What should sit outside of it are things like marketing and motorhomes," adds the (ahem) marketing guru, "because they don't make you go faster and are part of your brand's DNA.
"So if you want to spend twice as much as the next guy on a motorhome, go for it. It is not going to make you go any faster but if that is what you need to do to support your brand or your sponsors, have at it.
"I think that part of the glamor side of Formula One is what the teams' brands look like so that should sit outside the cap."
Brown believes that keeping anything that doesn't affect performance out of the cap "accentuates Formula One's DNA which is making it an engineering and technical contest by saying to teams that they have a fixed amount of money so he who is smartest, wins. Whereas now it is he who spends the most wins.
"In my opinion, the ideal scenario is a lower budget cap with more technical freedom," he continues, "because then you get into really seeing who makes the best use of their money.
"That becomes an engineering challenge: do I want to pay a driver $20 million and spend $10 million on my car or do I want to spend $20 million on my car and $10 million on my driver? That's part of the DNA of Formula One... How do I want to spend my money? What do I think is going to get me my best on track product?"
In terms of the recent suggestion that the smaller teams be allowed to buy their bigger rivals year-old cars, he says that this "may help to solve the fiscal side but it does nothing for the sporting side".
"How are you going to beat this year's car with one from last year?" he continues. "I think the teams that are suggesting this think that the teams they refer to as backmarkers should accept being backmarkers. It helps one problem but actually reinforces another... the haves and have nots."
"The strong majority of the teams are in total support, of a lower budget cap, $125 million or $130 million," he adds. "I think some would definitely be supportive of 100."
One of Ferrari's objections to the cap is the resultant loss of jobs, with claims that across the paddock there could be upwards of 1,600 redundancies.

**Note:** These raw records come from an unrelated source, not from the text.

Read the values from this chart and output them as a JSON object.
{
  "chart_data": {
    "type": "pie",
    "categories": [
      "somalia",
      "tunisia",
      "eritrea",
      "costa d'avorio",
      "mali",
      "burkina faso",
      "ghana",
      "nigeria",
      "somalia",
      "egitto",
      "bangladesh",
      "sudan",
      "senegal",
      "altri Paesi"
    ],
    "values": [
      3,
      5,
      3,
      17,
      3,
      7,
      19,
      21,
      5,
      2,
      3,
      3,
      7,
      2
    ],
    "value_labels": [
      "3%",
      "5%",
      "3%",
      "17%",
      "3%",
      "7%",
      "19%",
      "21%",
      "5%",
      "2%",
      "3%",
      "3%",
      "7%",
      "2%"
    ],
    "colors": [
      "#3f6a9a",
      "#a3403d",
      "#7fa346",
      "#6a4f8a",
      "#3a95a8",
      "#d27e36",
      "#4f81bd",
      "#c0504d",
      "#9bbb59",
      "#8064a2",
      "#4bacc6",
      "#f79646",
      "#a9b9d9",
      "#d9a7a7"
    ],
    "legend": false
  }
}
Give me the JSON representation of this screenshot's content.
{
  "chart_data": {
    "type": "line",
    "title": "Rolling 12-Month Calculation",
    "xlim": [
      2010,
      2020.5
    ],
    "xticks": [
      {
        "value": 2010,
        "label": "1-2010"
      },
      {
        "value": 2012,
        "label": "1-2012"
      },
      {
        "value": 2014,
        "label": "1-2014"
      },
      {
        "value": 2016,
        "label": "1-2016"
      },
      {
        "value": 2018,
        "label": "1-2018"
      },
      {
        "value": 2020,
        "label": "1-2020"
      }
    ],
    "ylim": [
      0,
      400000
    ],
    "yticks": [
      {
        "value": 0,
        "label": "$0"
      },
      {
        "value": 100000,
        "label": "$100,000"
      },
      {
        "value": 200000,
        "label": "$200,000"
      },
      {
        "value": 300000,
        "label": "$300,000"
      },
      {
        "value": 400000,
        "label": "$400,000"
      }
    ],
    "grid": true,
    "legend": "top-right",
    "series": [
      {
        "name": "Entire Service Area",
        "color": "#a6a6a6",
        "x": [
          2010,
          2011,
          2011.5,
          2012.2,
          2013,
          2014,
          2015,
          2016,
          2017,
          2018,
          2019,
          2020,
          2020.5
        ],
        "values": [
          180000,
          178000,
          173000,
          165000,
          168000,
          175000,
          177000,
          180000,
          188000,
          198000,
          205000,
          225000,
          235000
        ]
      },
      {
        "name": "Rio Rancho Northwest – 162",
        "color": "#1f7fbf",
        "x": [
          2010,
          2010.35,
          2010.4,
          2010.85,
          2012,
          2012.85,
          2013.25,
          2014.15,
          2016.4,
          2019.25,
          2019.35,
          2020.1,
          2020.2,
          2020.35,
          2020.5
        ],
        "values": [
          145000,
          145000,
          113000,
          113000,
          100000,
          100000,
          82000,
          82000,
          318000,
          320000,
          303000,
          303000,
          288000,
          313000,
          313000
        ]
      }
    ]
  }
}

With 714 staff and costs of £237m ($293m) in 2018, McLaren, like its rivals, will need to shed staff, however Brown is confident that the company's diversification into other series will help.
"The nice thing is we are now entering IndyCar, we are looking at sports cars, we have got a big automotive business," he says. "So I do sympathize immensely with everyone who has got to make tough decisions because in any business, people are your strongest asset. So that is all under review right now and fortunately we will end up with probably a variety of different ways we can handle the situation.
"Because of everything we are going through now, we don't know yet what percentage of staff can be saved by being moved to other divisions of the company. I think every company in the world is reviewing its business, its model and what is it going to do differently.
"You have two things going on. It would be one thing if it was just the budget cap in a stable environment but we are dealing with the moving target of what is going on with the world as well as the budget cap. So it is all intertwined."